Plus je considère l’institution judiciaire de loin, plus je rêve, de la part de mes anciens collègues, de pratiques de rupture, que je crois raisonnables et acceptables dans leur nouveauté.
J’y ai songé en ayant suivi, autant que possible, les réquisitions prononcées en première instance puis en appel contre Marine Le Pen et quelques autres.
Il m’a d’abord semblé que, dans des genres différents, l’accusation faisait à chaque fois preuve de talent, de conviction et de sévérité. Elle était conforme au rôle qu’on attendait d’elle, avec – c’est une impression – un peu plus de rigueur qu’à l’ordinaire pour cette prévenue exceptionnelle. Il fallait tout de même montrer qu’on n’avait pas affaire à n’importe qui !
En appel, les deux avocats généraux ont eu l’honnêteté de ne pas requérir l’exécution provisoire, au motif qu’on ne saurait pénaliser MLP pour avoir choisi un certain moyen de défense.
Le jugement de première instance – et cela a choqué – avait ostensiblement reproché à MLP d’avoir développé une argumentation jugée arrogante par le tribunal, comme s’il s’était autorisé à substituer à la contradiction juridique un opprobre moral qui, d’ailleurs, avait inspiré une sévérité accrue.

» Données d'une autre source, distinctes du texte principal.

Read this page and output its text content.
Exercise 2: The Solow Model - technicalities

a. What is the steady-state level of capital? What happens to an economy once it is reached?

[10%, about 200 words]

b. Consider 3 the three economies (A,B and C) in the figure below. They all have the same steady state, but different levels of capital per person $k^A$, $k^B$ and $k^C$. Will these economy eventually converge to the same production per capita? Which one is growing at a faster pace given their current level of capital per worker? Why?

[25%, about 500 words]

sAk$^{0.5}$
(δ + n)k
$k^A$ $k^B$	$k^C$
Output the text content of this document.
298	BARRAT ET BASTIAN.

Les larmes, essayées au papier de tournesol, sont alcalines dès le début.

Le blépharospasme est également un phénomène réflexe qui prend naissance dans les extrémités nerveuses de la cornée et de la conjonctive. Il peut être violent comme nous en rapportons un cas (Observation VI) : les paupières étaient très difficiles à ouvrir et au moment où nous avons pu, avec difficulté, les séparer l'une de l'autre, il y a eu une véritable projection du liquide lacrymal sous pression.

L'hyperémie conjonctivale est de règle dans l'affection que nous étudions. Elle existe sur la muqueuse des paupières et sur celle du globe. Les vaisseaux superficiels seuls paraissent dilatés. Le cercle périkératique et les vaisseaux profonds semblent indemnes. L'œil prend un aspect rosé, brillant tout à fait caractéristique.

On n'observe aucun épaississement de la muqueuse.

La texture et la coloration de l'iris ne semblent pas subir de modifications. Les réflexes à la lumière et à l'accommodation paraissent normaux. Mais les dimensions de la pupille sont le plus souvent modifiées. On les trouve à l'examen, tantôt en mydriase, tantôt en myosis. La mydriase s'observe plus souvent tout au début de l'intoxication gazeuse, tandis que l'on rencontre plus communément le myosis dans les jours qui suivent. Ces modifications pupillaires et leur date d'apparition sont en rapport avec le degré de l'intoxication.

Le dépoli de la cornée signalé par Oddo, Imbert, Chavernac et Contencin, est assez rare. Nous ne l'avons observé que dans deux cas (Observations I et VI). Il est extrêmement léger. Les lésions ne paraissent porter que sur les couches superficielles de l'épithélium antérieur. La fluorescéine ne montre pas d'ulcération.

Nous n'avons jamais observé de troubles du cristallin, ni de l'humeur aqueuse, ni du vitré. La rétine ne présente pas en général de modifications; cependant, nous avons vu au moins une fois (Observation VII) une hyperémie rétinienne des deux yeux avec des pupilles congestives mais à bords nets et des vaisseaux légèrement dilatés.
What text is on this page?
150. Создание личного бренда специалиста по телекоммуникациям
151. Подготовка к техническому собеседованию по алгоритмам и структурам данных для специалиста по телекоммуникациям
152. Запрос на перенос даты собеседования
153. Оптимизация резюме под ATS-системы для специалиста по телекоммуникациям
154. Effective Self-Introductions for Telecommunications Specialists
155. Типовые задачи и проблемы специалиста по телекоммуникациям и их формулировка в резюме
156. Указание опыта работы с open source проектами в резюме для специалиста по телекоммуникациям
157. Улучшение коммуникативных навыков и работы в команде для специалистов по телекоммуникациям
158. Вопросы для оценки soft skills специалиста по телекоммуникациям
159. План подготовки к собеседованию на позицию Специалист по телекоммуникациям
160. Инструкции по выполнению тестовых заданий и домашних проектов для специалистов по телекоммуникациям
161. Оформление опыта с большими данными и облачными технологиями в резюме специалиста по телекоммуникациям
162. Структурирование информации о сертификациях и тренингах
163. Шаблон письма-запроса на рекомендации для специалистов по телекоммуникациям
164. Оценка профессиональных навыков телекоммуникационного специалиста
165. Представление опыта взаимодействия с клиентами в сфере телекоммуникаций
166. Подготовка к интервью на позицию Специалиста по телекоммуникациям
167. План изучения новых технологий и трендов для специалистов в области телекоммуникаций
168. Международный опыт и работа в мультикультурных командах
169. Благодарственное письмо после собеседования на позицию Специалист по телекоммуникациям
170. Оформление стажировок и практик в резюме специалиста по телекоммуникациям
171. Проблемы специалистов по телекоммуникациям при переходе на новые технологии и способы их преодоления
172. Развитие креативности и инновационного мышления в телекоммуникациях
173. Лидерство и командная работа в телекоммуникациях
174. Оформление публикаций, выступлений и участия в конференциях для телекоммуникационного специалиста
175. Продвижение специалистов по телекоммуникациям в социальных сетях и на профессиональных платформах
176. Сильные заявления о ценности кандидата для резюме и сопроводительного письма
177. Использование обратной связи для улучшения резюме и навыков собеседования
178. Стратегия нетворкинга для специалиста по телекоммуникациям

En même temps, cette attitude qui ne plaisait pas en première instance a-t-elle réellement évolué en appel ? Il semble que oui, mais pas au point d’aller vers des aveux complets, ce dont la juridiction d’appel aurait rêvé. MLP a invoqué le désordre, sa bonne foi, l’incompréhension ; elle a adopté un profil plus bas et, de fait, l’accusation a pris acte qu’en appel, l’atmosphère avait été plus sereine, plus apaisée. Reste que cela n’a pas profondément modifié la nature des réquisitions, ce qui est, au fond, assez étonnant.
En 2017, on a eu l’exemple d’une justice au moins partiellement responsable de l’échec présidentiel de François Fillon, même si sa défense et lui-même ont également eu leur part dans cette grave déconvenue pour le peuple de droite.
Il me semble qu’il n’est plus possible de faire comme si les liens entre justice et politique n’avaient pas, parfois, de très graves incidences sur le plan démocratique, et qu’il faudrait peut-être envisager d’autres solutions que celle qui consiste, du côté de l’institution judiciaire, à se laver les mains des conséquences de ses jugements et arrêts. En quelque sorte, après nous, magistrats, le déluge politique !
Et si l’on adoptait une autre solution, en pleine connaissance de cause, avec une totale transparence à l’égard de l’opinion publique et une argumentation n’omettant rien de l’arbitrage politico-judiciaire à opérer ?
Elle va faire hurler les purs juristes et les adeptes d’une répression pénale détachée de tout raisonnement politique. Pourtant, quelles que soient l’importance et la gravité des transgressions et des détournements opérés par le Rassemblement national au détriment de l’Union européenne, il n’y a tout de même pas, s’agissant certes d’un considérable préjudice financier, une atteinte intolérable à l’ordre public et la commission d’infractions ordinaires et dangereuses.
Des magistrats ne se seraient pas déshonorés en conciliant la sanction nécessaire avec la possibilité démocratique de se représenter, pour une candidate depuis longtemps – avec Jordan Bardella – en tête des sondages.
L’un des avocats généraux a déclaré, pour dénoncer la délégitimation judiciaire tentée par MLP, que « le juge est gardien de la loi et ne fait que l’appliquer ». Ce n’est pas faux, mais, en raisonnant de la sorte, il oublie le formidable pouvoir d’analyse, d’interprétation et d’ajustement dont dispose l’accusation. Pour ma part, je n’aurais pas été gêné d’introduire, dans le cours d’un propos accusateur, la double obligation de réprimer et de permettre l’exercice démocratique de l’élection présidentielle, sans être soupçonné de vouloir participer, en toute bonne conscience juridique et éthique, à une confiscation du suffrage populaire.
Remettre la politique au cœur du judiciaire aurait été, paradoxalement, une manière d’échapper à ces reproches : une justice autarcique et un laxisme pénal.